Ce juteux business pharmaceutique a fait de la pathologisation son credo et chaque comportement anormal, en dehors des normes donc, est toujours considéré comme une maladie. Dans le DSM 5, dernière version datée de 2015, on recense 400 troubles mentaux contre 100 à peine dans la première édition parue en 1952. Une progression de 400% qui stigmatise plus encore les gens qu’autrefois. Etrangement, les déviances explosent exponentiellement, comme la notion d’anormalité par voie de conséquence.

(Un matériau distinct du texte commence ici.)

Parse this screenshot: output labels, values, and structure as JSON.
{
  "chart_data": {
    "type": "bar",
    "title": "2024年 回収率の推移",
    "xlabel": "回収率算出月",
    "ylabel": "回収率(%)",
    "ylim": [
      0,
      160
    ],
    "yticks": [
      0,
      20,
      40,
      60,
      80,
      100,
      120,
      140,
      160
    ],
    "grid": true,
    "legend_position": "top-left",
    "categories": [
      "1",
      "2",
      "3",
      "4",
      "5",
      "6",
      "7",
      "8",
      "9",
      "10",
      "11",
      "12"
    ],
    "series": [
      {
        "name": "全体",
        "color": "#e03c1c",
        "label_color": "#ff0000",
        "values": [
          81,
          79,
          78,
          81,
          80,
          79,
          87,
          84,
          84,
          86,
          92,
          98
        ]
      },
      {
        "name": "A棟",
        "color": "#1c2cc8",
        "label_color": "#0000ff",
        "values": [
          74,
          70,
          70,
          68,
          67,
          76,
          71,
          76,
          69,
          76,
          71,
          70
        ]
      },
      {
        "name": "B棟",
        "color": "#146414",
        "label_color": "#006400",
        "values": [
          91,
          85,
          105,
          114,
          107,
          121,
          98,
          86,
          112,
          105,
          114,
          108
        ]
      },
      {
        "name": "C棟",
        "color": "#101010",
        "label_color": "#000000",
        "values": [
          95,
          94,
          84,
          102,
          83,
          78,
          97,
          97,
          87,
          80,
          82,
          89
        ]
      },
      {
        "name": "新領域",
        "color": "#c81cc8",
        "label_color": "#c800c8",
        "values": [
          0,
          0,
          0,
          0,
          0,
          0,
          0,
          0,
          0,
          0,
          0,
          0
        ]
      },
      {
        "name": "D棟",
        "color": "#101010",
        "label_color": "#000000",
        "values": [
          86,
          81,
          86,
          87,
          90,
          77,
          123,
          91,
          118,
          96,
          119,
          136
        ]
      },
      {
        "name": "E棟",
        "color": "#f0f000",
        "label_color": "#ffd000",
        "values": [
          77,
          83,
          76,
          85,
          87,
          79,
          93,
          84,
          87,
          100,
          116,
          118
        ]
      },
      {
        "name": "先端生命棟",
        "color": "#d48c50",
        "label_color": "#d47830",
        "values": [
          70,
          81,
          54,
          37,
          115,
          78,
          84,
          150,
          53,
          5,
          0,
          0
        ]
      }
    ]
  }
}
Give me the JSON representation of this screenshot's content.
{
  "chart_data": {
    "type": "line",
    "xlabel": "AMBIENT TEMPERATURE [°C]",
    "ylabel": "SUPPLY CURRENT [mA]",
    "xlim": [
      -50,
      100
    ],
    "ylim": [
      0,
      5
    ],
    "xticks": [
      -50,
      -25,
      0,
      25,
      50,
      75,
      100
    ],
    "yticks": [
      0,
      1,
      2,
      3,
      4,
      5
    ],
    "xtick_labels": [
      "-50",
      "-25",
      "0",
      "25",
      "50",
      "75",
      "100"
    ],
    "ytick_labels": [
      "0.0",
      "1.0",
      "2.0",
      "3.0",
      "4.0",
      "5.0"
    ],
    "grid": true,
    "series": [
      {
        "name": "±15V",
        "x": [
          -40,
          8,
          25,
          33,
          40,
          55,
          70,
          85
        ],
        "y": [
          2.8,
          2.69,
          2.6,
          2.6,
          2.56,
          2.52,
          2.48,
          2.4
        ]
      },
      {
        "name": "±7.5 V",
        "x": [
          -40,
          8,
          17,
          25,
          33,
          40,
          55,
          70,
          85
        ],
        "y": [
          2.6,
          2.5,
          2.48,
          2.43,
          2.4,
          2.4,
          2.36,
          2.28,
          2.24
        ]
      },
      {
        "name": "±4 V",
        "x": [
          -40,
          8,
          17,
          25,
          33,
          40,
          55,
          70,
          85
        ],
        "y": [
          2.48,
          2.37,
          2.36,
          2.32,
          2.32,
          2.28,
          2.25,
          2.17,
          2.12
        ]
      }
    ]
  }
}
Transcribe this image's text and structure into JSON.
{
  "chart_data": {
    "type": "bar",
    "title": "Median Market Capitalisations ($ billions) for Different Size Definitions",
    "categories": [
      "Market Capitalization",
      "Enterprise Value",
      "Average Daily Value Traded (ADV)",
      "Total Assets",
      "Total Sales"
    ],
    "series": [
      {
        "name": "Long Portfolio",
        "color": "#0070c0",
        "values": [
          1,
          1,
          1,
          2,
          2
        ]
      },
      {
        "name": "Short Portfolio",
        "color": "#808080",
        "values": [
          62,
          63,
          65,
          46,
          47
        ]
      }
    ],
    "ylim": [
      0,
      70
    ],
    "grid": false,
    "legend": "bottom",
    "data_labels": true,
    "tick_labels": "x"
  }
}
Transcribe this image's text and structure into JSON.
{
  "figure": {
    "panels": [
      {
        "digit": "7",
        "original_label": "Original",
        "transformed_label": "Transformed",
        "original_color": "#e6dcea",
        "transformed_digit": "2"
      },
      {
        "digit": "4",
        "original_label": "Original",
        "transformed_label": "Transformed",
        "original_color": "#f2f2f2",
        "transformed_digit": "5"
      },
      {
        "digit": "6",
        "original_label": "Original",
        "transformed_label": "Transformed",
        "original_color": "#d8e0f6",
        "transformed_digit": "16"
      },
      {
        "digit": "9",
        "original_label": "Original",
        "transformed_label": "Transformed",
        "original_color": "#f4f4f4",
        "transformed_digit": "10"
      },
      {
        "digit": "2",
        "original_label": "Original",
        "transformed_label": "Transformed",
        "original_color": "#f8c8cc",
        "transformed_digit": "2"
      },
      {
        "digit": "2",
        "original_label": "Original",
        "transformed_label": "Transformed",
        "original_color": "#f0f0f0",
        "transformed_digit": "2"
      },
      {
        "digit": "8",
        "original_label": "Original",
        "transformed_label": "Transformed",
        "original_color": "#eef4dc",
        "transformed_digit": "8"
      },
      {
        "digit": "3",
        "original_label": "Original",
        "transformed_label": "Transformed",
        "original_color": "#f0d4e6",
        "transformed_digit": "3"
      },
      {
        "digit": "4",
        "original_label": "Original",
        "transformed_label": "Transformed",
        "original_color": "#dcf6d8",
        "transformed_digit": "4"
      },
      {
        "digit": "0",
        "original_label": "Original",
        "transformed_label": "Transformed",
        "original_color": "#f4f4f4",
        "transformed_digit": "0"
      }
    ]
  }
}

La question est de savoir si notre époque est propice à un déchaînement de la confusion mentale ou si, plus prosaïquement, l’appât du gain crée l’anormalité au profit de psychiatres et de laborantins serviles, devenus tous plus fous que les individus qu’ils prétendent aider ? Fous d’enrichissement, sur le dos de cobayes désemparés prêts à croire le premier prophète de pacotille venu ?
Comme nous sommes à quelques jours d’un événement cher aux Chrétiens, je me permettrai de citer deux phrases d’un homme qui a toujours eu à cœur de guider bienveillamment et gratuitement ses semblables :
« Heureux les pauvres en esprit, car le royaume des cieux est à eux ! » et « Gardez-vous des faux prophètes. Ils viennent à vous en vêtements de brebis, mais au dedans ce sont des loups ravisseurs. »
Pour avoir prêché l’amour du prochain, qu’il soit normal et surtout anormal, ce brave type a fini sur une croix. Et s’il revenait aujourd’hui parmi nous, il finirait dans une chambre capitonnée. Un obscur psychanalyste, Frédéric Joi, lui a diagnostiqué une « mégaparanoïa » profonde, une « tendance sadique-anale » et un sérieux « complexe d’Œdipe inversé ».
Pas sûr que deux-milles ans plus tard, nous ayons fait, finalement, de grandes avancées dans l’accueil de l’anormalité à tous points de vue. Je vous souhaite malgré tous un joyeux Noël à toutes et tous."